Cockney Rebel - Sebastian 1973

Der große Hit sollte für Steve Harley und seiner Band Cockney Rebel 1975 "Make Me Smile" werden, doch ist seine 1973 veröffentlichte elegische Rock-Ballade "Sebastian" letztendlich zum Kultsong geworden. Obwohl in Großbritannien als Single trotz mehrmaliger Versuche ein Flop, erreichte der Song am europäischen Festland gute Chartplatzierungen. Der laut Harley "gotische Liebessong" wird bei Live-Auftritten wirkungsvoll auf über zehn Minuten Länge ausgedehnt.

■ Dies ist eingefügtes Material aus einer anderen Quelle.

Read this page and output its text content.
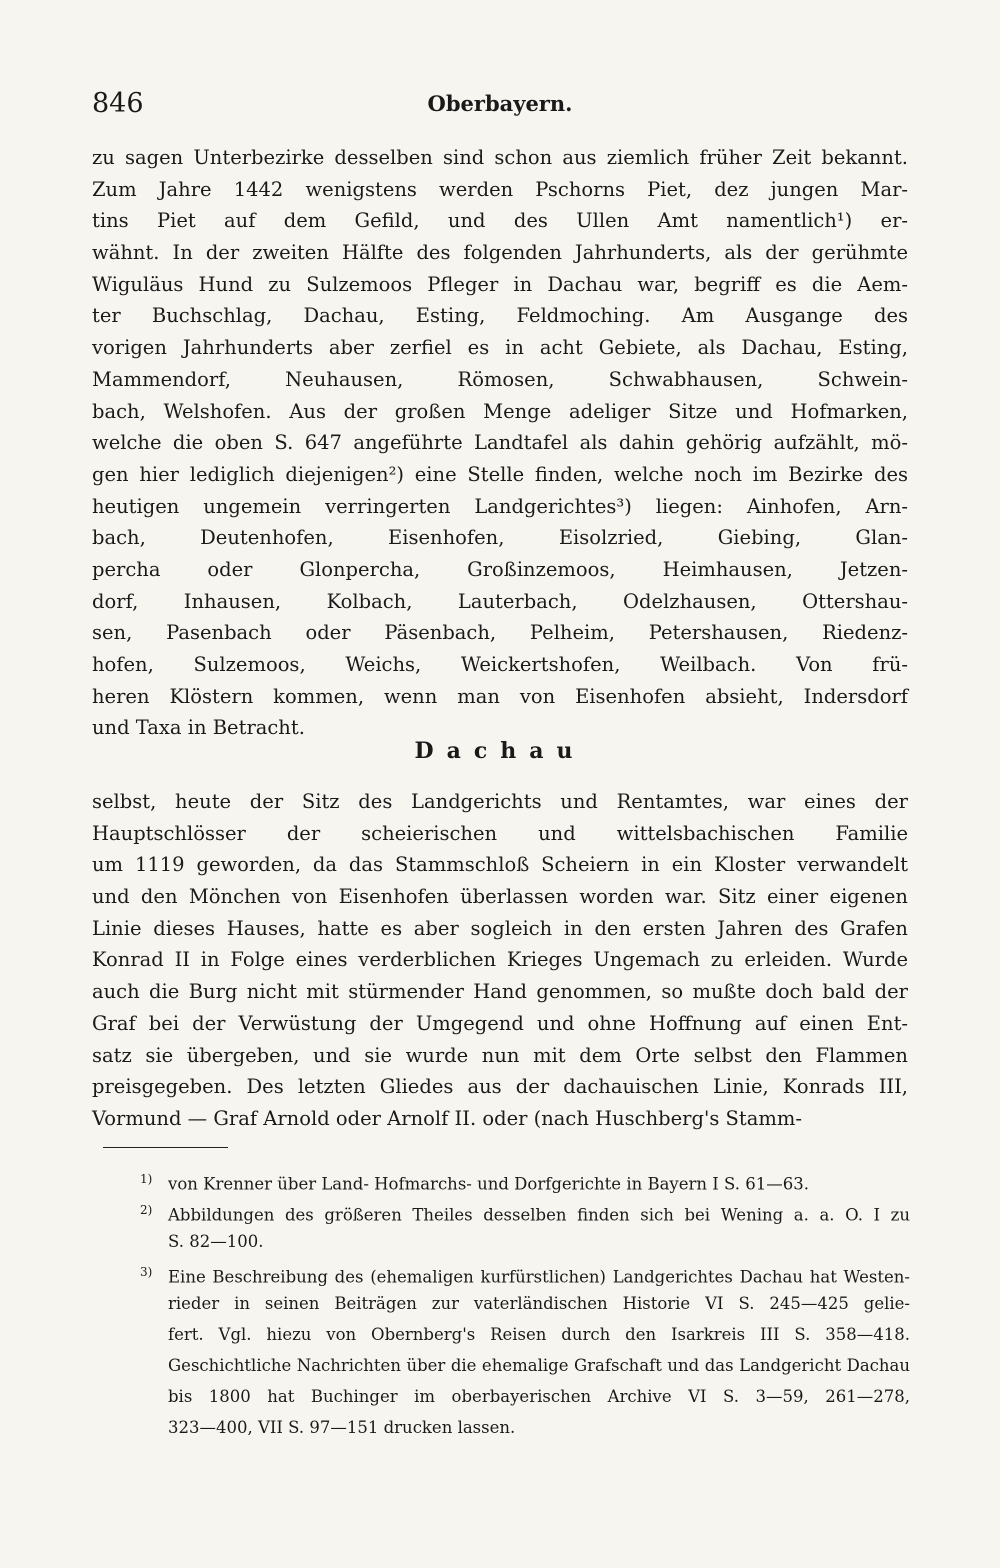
846	Oberbayern.
zu sagen Unterbezirke desselben sind schon aus ziemlich früher Zeit bekannt.
Zum Jahre 1442 wenigstens werden Pschorns Piet, dez jungen Mar-
tins Piet auf dem Gefild, und des Ullen Amt namentlich¹) er-
wähnt. In der zweiten Hälfte des folgenden Jahrhunderts, als der gerühmte
Wiguläus Hund zu Sulzemoos Pfleger in Dachau war, begriff es die Aem-
ter Buchschlag, Dachau, Esting, Feldmoching. Am Ausgange des
vorigen Jahrhunderts aber zerfiel es in acht Gebiete, als Dachau, Esting,
Mammendorf, Neuhausen, Römosen, Schwabhausen, Schwein-
bach, Welshofen. Aus der großen Menge adeliger Sitze und Hofmarken,
welche die oben S. 647 angeführte Landtafel als dahin gehörig aufzählt, mö-
gen hier lediglich diejenigen²) eine Stelle finden, welche noch im Bezirke des
heutigen ungemein verringerten Landgerichtes³) liegen: Ainhofen, Arn-
bach, Deutenhofen, Eisenhofen, Eisolzried, Giebing, Glan-
percha oder Glonpercha, Großinzemoos, Heimhausen, Jetzen-
dorf, Inhausen, Kolbach, Lauterbach, Odelzhausen, Ottershau-
sen, Pasenbach oder Päsenbach, Pelheim, Petershausen, Riedenz-
hofen, Sulzemoos, Weichs, Weickertshofen, Weilbach. Von frü-
heren Klöstern kommen, wenn man von Eisenhofen absieht, Indersdorf
und Taxa in Betracht.
Dachau
selbst, heute der Sitz des Landgerichts und Rentamtes, war eines der
Hauptschlösser der scheierischen und wittelsbachischen Familie
um 1119 geworden, da das Stammschloß Scheiern in ein Kloster verwandelt
und den Mönchen von Eisenhofen überlassen worden war. Sitz einer eigenen
Linie dieses Hauses, hatte es aber sogleich in den ersten Jahren des Grafen
Konrad II in Folge eines verderblichen Krieges Ungemach zu erleiden. Wurde
auch die Burg nicht mit stürmender Hand genommen, so mußte doch bald der
Graf bei der Verwüstung der Umgegend und ohne Hoffnung auf einen Ent-
satz sie übergeben, und sie wurde nun mit dem Orte selbst den Flammen
preisgegeben. Des letzten Gliedes aus der dachauischen Linie, Konrads III,
Vormund — Graf Arnold oder Arnolf II. oder (nach Huschberg's Stamm-
1) von Krenner über Land- Hofmarchs- und Dorfgerichte in Bayern I S. 61—63.
2) Abbildungen des größeren Theiles desselben finden sich bei Wening a. a. O. I zu
S. 82—100.
3) Eine Beschreibung des (ehemaligen kurfürstlichen) Landgerichtes Dachau hat Westen-
rieder in seinen Beiträgen zur vaterländischen Historie VI S. 245—425 gelie-
fert. Vgl. hiezu von Obernberg's Reisen durch den Isarkreis III S. 358—418.
Geschichtliche Nachrichten über die ehemalige Grafschaft und das Landgericht Dachau
bis 1800 hat Buchinger im oberbayerischen Archive VI S. 3—59, 261—278,
323—400, VII S. 97—151 drucken lassen.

Alice Cooper, School's Out April 1972

Auch in den USA kam der Glam-Rock immer wieder zum Vorschein. In erster Linie war es Shock-Rocker Alice Cooper der neben den New York Dolls und Lou Reed diesen Popstil verkörperte. Mit Bühnenshows, die im Vergleich dazu jene der Rolling Stones wie Sängerknaben-Auftritte wirken ließen, konnte er sich den Ruf des Skandalrockers erarbeiten. Den Durchbruch in Europa hatte er mit "School's Out", ein Song, der Schüler ähnlich wie Pink Floyds "Another Brick In The Wall" aus der Seele sprach.